I don't simply disagree with this statement, it is clearly
wrong. The cost of something depends on the cost of the
raw materials, the energy required for assembly and the
speed of assembly. Nanotech & Biotech tend to be better
than bulk assembly because they use less raw materials than
bulk technology. Biotech has a big advantage in terms of
"energy required for assembly" because nature has been making
the reactions cost efficient for millions of years. Nanotech
will have to work hard to catch up but should win in the end
because biotech only harvests energy at the first level
at a 1% efficiency, while nanotech can push that to 30%+.
Nanotech wins big over biotech because you can have active
material transport rather than diffusion transport so it
assembles much faster providing a higher production rate.
All three technologies, nanotech, biotech & bulk tech have
to factor in design cost and amortize it over a production
run. Low volume, high complexity parts will be expensive.
Because nanotech & biotech *may* have much greater complexity
(which is one of their advantages), they may have increased
design overhead. But then what you are getting had better
be something that can't be produced by bulk tech (otherwise
there isn't much point to the exercise). An example would
be mass produced intelli-Al2O3-bricks that can assemble
themselves into a building. Stronger, so you need less
raw materials and since they are self-assembling (i.e. they
read the plan and stack themselves) you have taken much of
the labor cost out of a building. Since you can amortize
the design over millions of buildings, even bulk stuff
designed from nanotech seems cheap in the big picture.
> His overall point reminds me of what has happened so
> far with nuclear energy and it's original promise of
> "energy too cheap to meter". The promise was based on
> the simple physical fact that the energy levels
> producable with nuclear reactions are orders of
> magnitude greater than with chemical reactions.
So, your fuel costs are lower.

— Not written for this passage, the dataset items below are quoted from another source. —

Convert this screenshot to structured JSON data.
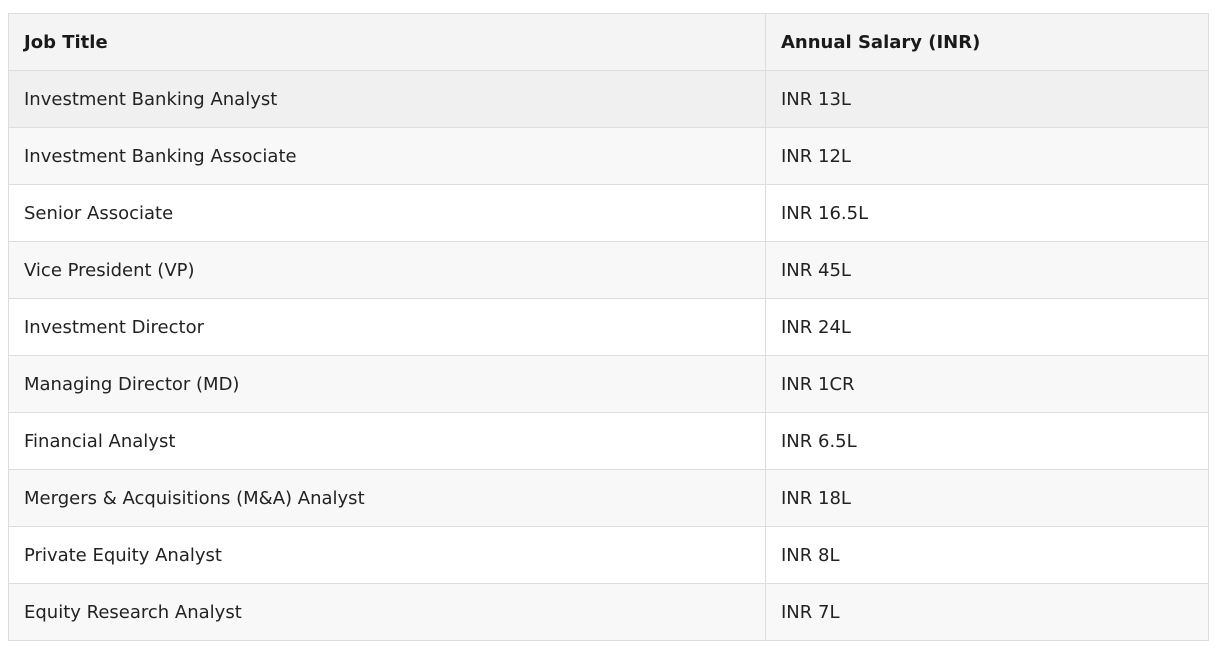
{
  "table": {
    "headers": [
      "Job Title",
      "Annual Salary (INR)"
    ],
    "rows": [
      [
        "Investment Banking Analyst",
        "INR 13L"
      ],
      [
        "Investment Banking Associate",
        "INR 12L"
      ],
      [
        "Senior Associate",
        "INR 16.5L"
      ],
      [
        "Vice President (VP)",
        "INR 45L"
      ],
      [
        "Investment Director",
        "INR 24L"
      ],
      [
        "Managing Director (MD)",
        "INR 1CR"
      ],
      [
        "Financial Analyst",
        "INR 6.5L"
      ],
      [
        "Mergers & Acquisitions (M&A) Analyst",
        "INR 18L"
      ],
      [
        "Private Equity Analyst",
        "INR 8L"
      ],
      [
        "Equity Research Analyst",
        "INR 7L"
      ]
    ]
  }
}
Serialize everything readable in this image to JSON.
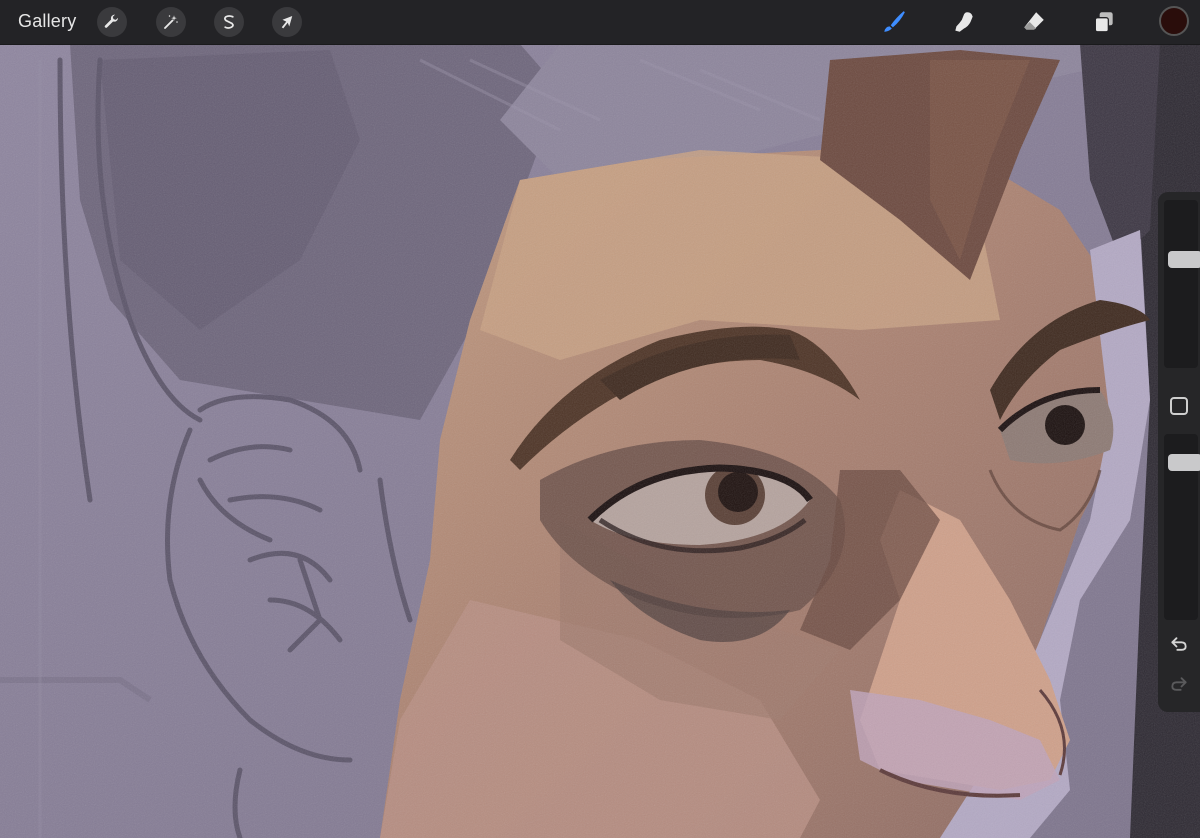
{
  "toolbar": {
    "gallery_label": "Gallery",
    "left_tools": [
      {
        "name": "actions",
        "icon": "wrench-icon"
      },
      {
        "name": "adjustments",
        "icon": "magic-wand-icon"
      },
      {
        "name": "selection",
        "icon": "selection-s-icon"
      },
      {
        "name": "transform",
        "icon": "arrow-cursor-icon"
      }
    ],
    "right_tools": [
      {
        "name": "brush",
        "icon": "brush-icon",
        "active": true
      },
      {
        "name": "smudge",
        "icon": "smudge-finger-icon",
        "active": false
      },
      {
        "name": "eraser",
        "icon": "eraser-icon",
        "active": false
      },
      {
        "name": "layers",
        "icon": "layers-icon",
        "active": false
      }
    ],
    "current_color": "#2a0d0b"
  },
  "sidebar": {
    "brush_size_level": 0.32,
    "opacity_level": 0.08,
    "modify_icon": "square-outline-icon",
    "undo_icon": "undo-arrow-icon",
    "redo_icon": "redo-arrow-icon"
  },
  "colors": {
    "accent": "#3e8dff",
    "toolbar_bg": "#232326",
    "sidebar_bg": "#262628",
    "canvas_bg": "#8a8196"
  }
}
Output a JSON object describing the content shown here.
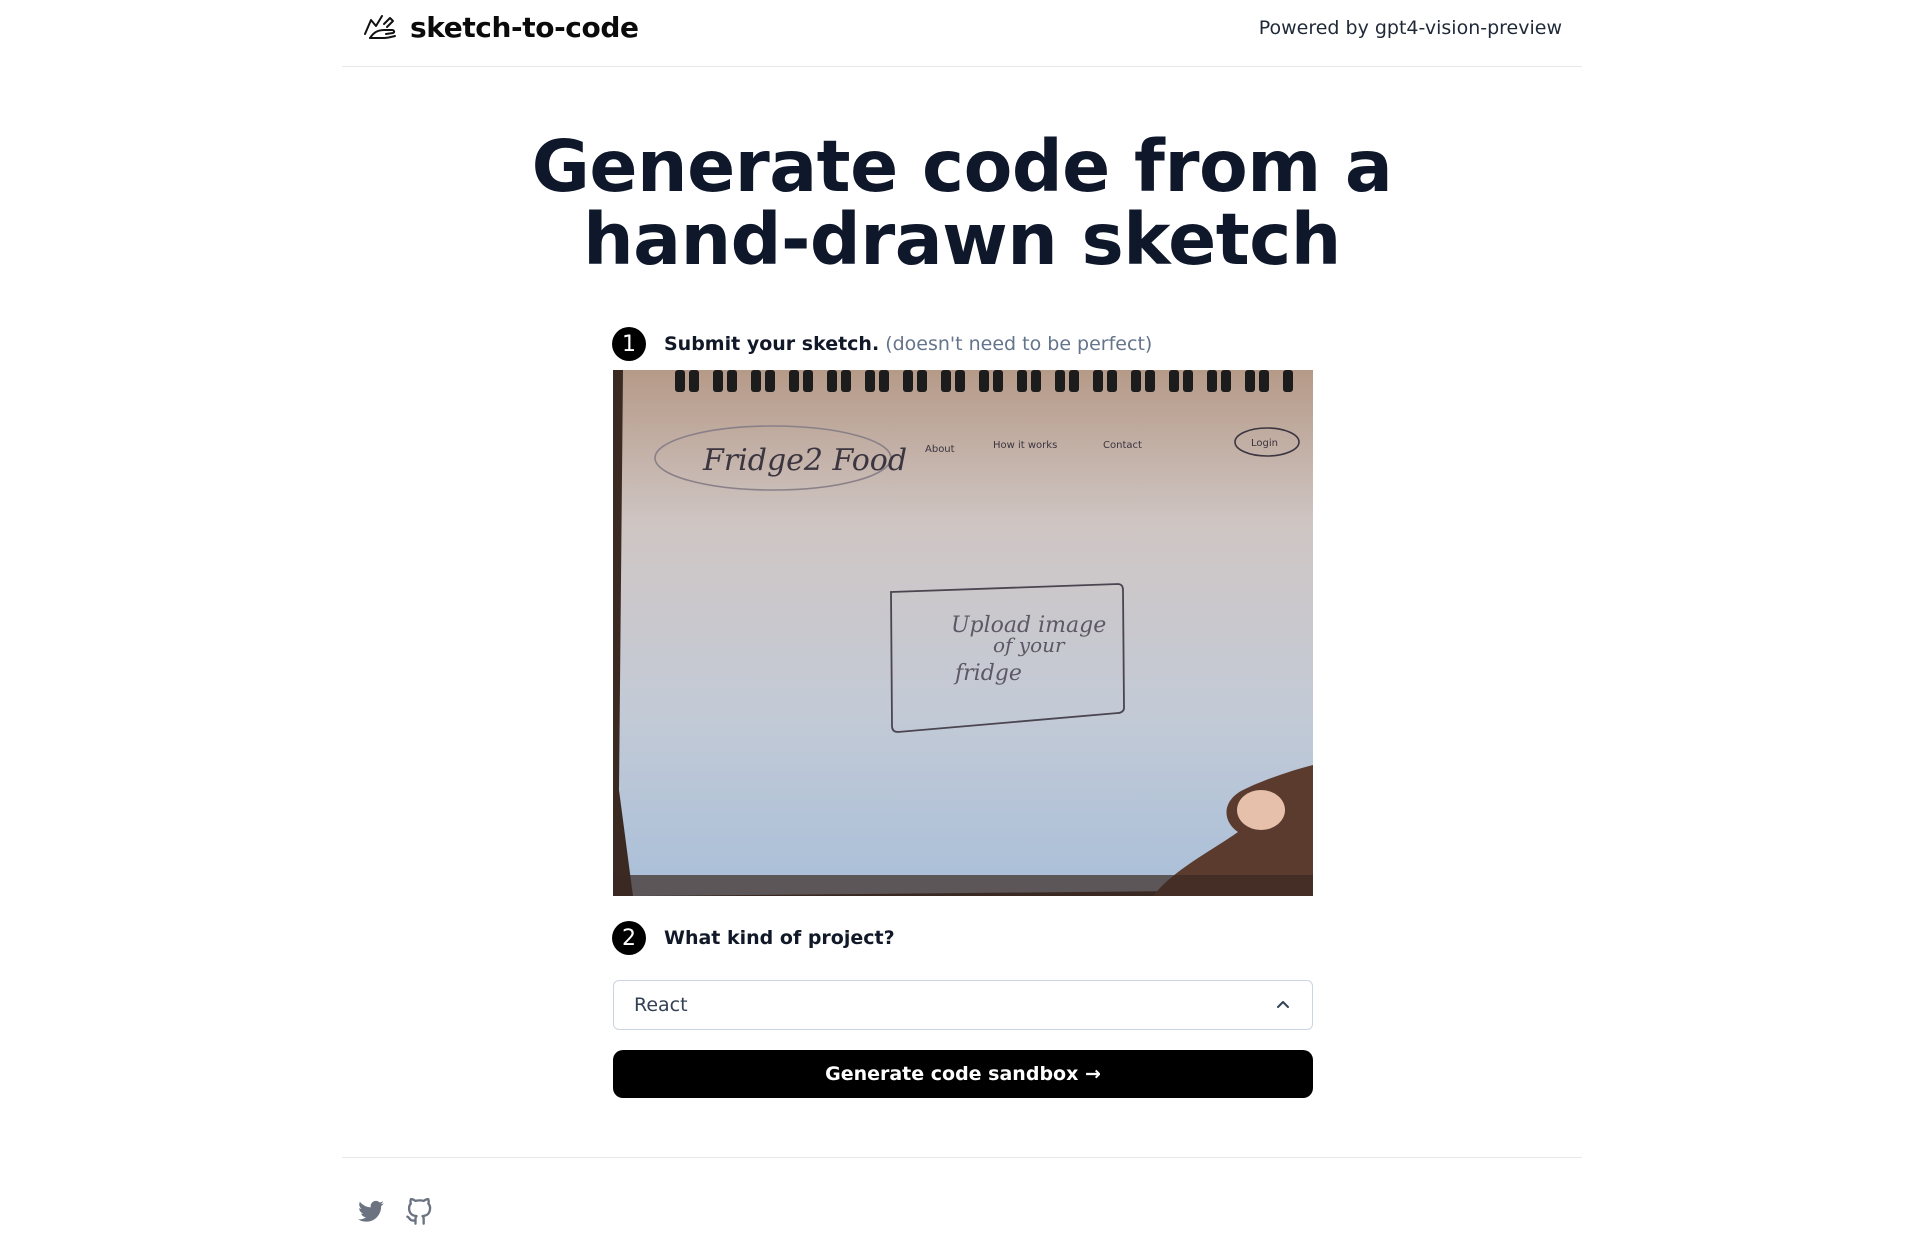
{
  "header": {
    "brand_name": "sketch-to-code",
    "powered_by": "Powered by gpt4-vision-preview"
  },
  "hero": {
    "title_line1": "Generate code from a",
    "title_line2": "hand-drawn sketch"
  },
  "steps": [
    {
      "number": "1",
      "label": "Submit your sketch.",
      "hint": "(doesn't need to be perfect)"
    },
    {
      "number": "2",
      "label": "What kind of project?"
    }
  ],
  "sketch": {
    "logo_text": "Fridge2 Food",
    "nav_items": [
      "About",
      "How it works",
      "Contact"
    ],
    "login": "Login",
    "box_text_lines": [
      "Upload image",
      "of your",
      "fridge"
    ]
  },
  "project_select": {
    "selected": "React"
  },
  "cta": {
    "label": "Generate code sandbox →"
  },
  "footer": {
    "icons": [
      "twitter-icon",
      "github-icon"
    ]
  },
  "colors": {
    "primary": "#000000",
    "muted_text": "#64748b",
    "border": "#e5e7eb",
    "footer_icon": "#6b7280"
  }
}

These predictions were made
before the design costs and safety and waste disposal
overhead were taken into account. The design costs are
particularly significant, since *because* of the high energies
involved, they have to provide robust safety margins.
> However, when we actually went about constructing
> nuclear energy plants, we found we needed to staff
> them with so many well-trained people and include
> layer-upon-layer of safeguards (not to mention the
> costs of continually assuring the public that it was
> safe) that, ultimately, the energy produced costed
> more than that produced by coal-burning plants (which
> is a shame, since burning coal is so much more dirty,
> provided the nuclear plant is a good one that is run right.)
You should read Freeman Dyson's commentaries on the nuclear
industry (in several of his older books). Part of what killed
us was complex designs by multiple vendors. The French got
it right by adopting a single standard design, mass producing
it and having an experienced construction & operating industry
that could work with that standard design.
It would be interesting to have comments by an economic
libertarian or even just a die hard capitalist as to when
competition fails due to the high costs of engineering
complex systems for which there is only a very small market.
As far as, the nuclear industry goes, I'm glad it did/is
failing. I want to burn all the coal and natural gas we
possibly can. The "threat" of global warming is going to
create allies between the "ecologists" and the nano-engineers
when we can offer a cheap solution for getting rid of all the
accumulated CO2. Its the CO2 in the atmosphere that provides
the *free* construction material for my future toys.
Rock on.
Robert
His overall point ALSO reminds me of the so-called
"productivity paradox" associated with
computerization, and certain total-cost-of-ownership
arguments about PCs.
Plus ca change, plus c'est la meme chose???